Current AI Investment Focus: Low-Risk, High-Impact Efficiency Gains
Pharma companies are prioritizing AI investments in areas with low risk and immediate returns, with a clear emphasis on improving operational efficiency.
- Medical Writing: 94% of respondents identified medical writing as a top AI priority for the next year, reflecting strong appetite for automation in high-volume areas with minimal regulatory or reputational risk.
- Therapeutic Discovery: 80% of leaders are focused on reducing the cost of therapeutic discovery, streamlining tasks like literature reviews, hypothesis generation, and lab automation, and building infrastructure for complex multimodal data.
Pharma Outpacing Healthcare Peers in Operational Readiness
Pharma organizations are notably ahead of payers and providers in operational readiness for AI:
- Governance: 80% of pharma companies have formal AI governance committees, compared to 73% of payers and providers, indicating strong institutional alignment across data, technology, and business leadership.

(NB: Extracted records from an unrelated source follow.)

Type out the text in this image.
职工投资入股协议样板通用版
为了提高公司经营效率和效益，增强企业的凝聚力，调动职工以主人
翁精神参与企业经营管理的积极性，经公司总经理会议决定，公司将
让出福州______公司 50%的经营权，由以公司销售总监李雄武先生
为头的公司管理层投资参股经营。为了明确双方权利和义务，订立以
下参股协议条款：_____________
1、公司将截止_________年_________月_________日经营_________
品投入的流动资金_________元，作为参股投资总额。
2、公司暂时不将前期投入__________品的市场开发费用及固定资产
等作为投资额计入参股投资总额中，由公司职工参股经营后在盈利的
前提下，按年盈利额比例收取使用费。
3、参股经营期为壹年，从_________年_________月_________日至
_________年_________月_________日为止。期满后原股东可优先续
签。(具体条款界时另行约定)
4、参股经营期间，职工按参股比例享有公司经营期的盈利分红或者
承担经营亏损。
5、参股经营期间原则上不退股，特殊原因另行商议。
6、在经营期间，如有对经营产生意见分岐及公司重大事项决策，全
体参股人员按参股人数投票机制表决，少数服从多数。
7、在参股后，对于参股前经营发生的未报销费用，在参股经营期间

- Funding Models: Pharma’s funding models demonstrate a shift from fragmented, department-led efforts to more centralized, enterprise-wide strategies. Only 20% of AI budget is allocated by innovation teams in pharma companies, compared to 60% for payers and providers, reflecting pharma’s readiness to scale AI.
“Pharma’s AI future will be defined in the next 12 to 24 months,” said Lynne Chou O’Keefe, Define Ventures founder and managing partner. “What we’re seeing is a decisive acceleration to enterprise execution — with leaders embedding AI into core workflows to drive speed, efficiency, and real ROI. But internal teams can’t do it alone. This moment is a generational opportunity for startups that are ready to scale, integrate seamlessly, and speak pharma’s language.”